Il tempo che viviamo è buio, e quest’oscurità ne ricorda altre. Era Pietro Calamandrei, in uno splendido scritto pubblicato nella rivista “ Scuola democratica”, il 20 marzo del 1950, a scrivere :
“Facciamo l’ipotesi che ci sia un partito al potere, un partito dominante, il quale però formalmente vuole rispettare la Costituzione, non la vuole violare in sostanza. Non vuol fare la Marcia su Roma e trasformare l’aula parlamentare in un alloggiamento per i manipoli; ma vuol istituire, senza parere, una larvata dittatura. Allora, che cosa fare per impadronirsi delle scuole e per trasformare le scuole di Stato in scuole di partito? Si accorge che le scuole di Stato hanno il difetto di essere imparziali. C’è una certa resistenza, in queste scuole; c’è sempre stata, persino sotto il fascismo. Allora il partito dominante segue un’ altra strada. Comincia a trascurare le scuole pubbliche, a screditarle, a impoverirle. Lascia che si anemizzino e comincia a favorire le scuole private. Ed allora tutte le cure cominciano ad andare a queste scuole private. Cure di denaro e di privilegi. Si comincia persino a consigliare i ragazzi di andare a queste scuole, perché in fondo sono migliori, si dice, di quelle di Stato. E magari si danno dei premi, o si propone di dare dei premi a quei cittadini che saranno disposti a mandare i loro figlioli invece che alle scuole pubbliche a quelle private. In quelle scuole private gli esami saranno più facili, si studia meno e si riesce meglio. Così la scuola privata diventa privilegiata… Attenzione, questa è la ricetta. Bisogna tener d’occhio i cuochi di questa bassa cucina. L’operazione si fa in tre modi: rovinare le scuole di Stato, lasciare che vadano in malora; impoverire i loro bilanci; ignorare i loro bisogni. Attenuare la sorveglianza ed il controllo sulle scuole private. Non controllarne la serietà. Lasciare che gli esami siano burlette. Dare alle scuole privare denaro pubblico. Questo è il punto: dare alle scuole private denaro pubblico”.
L’articolo di Calamandrei sembra scritto oggi: coglie l’odierno rapporto tra l’attuale capitalismo italiano (che invece di investire, per vincere la concorrenza e conquistare mercati, sulla tecnologia e sulla formazione, punta all’abbattimento del costo del lavoro) e la distruzione delle scuole e delle università pubbliche, chiarendo il fatto che la formazione, oggi, è snobbata, rimossa, sia dal liberismo politico che dalle strategie del capitale.

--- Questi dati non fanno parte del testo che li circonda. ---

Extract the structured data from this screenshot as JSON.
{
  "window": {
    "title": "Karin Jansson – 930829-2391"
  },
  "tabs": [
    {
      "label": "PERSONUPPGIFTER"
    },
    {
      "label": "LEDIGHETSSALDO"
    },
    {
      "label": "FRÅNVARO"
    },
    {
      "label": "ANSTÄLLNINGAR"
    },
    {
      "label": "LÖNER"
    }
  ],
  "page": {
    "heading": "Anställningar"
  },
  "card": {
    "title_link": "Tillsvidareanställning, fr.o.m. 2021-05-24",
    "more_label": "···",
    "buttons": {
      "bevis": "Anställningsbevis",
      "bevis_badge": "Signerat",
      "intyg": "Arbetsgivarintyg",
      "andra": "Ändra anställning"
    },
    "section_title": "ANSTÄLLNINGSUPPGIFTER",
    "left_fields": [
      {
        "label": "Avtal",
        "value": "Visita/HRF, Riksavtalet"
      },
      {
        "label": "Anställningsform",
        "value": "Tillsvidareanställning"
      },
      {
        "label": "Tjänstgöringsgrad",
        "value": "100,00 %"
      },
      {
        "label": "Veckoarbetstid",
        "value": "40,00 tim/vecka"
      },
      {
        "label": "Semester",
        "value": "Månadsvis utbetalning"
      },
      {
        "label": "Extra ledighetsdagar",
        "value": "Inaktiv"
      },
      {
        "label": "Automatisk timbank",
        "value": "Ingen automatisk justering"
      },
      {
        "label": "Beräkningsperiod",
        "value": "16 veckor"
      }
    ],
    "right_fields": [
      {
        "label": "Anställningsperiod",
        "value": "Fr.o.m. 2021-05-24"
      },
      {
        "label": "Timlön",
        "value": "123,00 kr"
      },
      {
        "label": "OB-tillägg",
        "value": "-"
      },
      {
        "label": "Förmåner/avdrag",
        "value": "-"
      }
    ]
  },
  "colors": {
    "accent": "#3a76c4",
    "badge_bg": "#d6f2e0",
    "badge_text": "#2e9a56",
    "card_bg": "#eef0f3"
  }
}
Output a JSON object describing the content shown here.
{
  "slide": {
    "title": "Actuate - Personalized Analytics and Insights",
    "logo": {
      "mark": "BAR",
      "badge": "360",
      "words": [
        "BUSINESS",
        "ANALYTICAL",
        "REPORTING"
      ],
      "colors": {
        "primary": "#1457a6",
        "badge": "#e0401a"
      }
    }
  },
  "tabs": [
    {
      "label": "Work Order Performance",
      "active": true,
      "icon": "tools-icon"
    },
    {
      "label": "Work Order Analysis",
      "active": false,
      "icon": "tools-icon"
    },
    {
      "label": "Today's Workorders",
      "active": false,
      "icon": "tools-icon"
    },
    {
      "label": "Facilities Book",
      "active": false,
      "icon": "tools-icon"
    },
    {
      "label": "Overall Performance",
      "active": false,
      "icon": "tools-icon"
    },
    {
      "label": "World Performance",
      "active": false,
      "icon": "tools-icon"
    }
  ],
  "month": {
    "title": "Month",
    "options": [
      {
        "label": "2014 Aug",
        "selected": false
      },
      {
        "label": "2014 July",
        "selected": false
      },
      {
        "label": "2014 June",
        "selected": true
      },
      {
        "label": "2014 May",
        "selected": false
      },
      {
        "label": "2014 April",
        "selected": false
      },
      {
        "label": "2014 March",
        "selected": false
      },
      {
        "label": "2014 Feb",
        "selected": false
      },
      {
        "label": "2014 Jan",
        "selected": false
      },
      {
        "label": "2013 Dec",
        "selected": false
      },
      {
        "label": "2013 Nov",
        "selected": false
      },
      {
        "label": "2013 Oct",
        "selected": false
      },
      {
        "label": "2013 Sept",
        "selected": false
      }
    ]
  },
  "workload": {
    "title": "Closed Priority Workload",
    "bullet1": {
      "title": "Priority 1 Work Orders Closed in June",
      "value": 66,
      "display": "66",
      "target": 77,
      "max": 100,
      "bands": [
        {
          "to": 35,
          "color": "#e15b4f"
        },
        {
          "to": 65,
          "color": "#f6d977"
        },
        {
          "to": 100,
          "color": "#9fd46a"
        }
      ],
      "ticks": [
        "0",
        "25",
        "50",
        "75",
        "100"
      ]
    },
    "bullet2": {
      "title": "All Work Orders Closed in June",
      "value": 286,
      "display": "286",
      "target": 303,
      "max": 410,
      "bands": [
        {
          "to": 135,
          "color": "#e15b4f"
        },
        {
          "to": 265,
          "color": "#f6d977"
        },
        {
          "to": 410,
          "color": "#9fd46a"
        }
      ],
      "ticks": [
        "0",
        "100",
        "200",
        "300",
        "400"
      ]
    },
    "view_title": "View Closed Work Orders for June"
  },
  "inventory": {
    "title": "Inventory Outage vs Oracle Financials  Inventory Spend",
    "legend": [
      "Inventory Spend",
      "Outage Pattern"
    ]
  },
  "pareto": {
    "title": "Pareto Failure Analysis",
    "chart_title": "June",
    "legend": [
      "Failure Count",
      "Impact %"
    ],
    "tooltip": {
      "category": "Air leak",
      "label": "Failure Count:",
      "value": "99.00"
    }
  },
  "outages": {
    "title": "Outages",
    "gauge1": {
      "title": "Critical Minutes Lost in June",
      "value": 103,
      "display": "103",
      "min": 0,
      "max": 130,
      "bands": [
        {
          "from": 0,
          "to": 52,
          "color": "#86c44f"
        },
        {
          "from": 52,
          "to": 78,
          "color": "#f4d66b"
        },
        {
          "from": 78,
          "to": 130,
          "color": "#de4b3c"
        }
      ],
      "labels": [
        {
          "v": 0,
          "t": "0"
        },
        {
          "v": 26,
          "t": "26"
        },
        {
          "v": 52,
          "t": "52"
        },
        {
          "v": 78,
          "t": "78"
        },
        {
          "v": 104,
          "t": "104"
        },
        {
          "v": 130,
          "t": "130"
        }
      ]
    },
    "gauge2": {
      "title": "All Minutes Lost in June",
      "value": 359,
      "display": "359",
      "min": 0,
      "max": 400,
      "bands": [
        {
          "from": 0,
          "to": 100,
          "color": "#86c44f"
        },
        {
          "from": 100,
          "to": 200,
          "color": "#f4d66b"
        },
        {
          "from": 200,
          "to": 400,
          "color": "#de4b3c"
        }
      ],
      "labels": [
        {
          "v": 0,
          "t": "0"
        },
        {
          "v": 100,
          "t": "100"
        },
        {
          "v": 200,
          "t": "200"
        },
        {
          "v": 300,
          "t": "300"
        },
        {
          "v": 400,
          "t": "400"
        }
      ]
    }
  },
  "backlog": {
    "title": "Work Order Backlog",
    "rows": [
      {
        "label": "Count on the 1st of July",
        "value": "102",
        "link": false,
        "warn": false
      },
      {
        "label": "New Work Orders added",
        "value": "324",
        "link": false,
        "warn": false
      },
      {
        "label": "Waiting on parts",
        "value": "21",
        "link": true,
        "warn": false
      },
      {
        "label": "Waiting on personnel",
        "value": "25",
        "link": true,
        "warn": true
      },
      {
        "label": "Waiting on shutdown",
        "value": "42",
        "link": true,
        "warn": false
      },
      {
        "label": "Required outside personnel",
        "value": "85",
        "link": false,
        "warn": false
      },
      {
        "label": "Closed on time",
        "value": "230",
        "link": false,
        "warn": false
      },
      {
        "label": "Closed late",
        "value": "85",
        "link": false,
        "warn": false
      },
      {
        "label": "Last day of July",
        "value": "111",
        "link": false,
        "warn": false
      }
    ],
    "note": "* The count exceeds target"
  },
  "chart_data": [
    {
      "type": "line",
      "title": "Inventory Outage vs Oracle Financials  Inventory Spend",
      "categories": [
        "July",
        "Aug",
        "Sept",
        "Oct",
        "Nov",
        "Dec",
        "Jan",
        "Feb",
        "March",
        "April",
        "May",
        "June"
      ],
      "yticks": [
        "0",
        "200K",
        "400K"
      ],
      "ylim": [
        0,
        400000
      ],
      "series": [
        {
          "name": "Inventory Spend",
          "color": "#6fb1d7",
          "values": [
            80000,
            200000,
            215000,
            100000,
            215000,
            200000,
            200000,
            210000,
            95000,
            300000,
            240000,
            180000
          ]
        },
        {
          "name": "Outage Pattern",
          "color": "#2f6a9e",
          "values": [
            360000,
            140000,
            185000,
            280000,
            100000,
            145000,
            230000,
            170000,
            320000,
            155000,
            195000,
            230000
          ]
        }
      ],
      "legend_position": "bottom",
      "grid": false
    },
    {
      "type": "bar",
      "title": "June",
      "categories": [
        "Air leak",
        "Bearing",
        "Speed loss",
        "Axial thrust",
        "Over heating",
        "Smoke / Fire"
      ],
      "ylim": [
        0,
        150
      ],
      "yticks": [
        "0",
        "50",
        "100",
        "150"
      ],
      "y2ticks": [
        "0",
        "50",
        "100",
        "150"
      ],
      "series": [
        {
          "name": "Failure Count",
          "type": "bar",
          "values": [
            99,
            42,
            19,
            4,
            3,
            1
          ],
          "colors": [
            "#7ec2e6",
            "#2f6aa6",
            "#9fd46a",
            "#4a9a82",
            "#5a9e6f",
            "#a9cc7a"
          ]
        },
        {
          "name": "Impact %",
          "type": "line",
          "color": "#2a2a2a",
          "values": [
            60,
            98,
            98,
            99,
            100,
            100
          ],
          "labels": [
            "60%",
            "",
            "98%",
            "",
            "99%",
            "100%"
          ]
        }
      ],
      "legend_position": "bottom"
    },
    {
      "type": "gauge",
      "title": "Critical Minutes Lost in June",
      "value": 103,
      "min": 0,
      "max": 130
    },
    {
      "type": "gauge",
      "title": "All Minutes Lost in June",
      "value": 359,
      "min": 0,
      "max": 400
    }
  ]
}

Ma le riflessioni di Calamandrei ci dicono anche tutta la giustezza delle lotte del movimento studentesco, che proprio perché tendono a mettere in discussione il piano generale dell’Unione europea liberista, delle destre di governo e del capitalismo; proprio perché, unendosi alle lotte operaie, puntano ad un altro futuro, sono demonizzate e represse dal potere. Che contro esse gioca il tutto per tutto, mettendo in campo non solo la violenza repressiva, ma anche il gioco ambiguo, oscuro e storico dell’inquinamento dei movimenti attraverso agenti provocatori propri. Assoldati dallo Stato e dai padroni.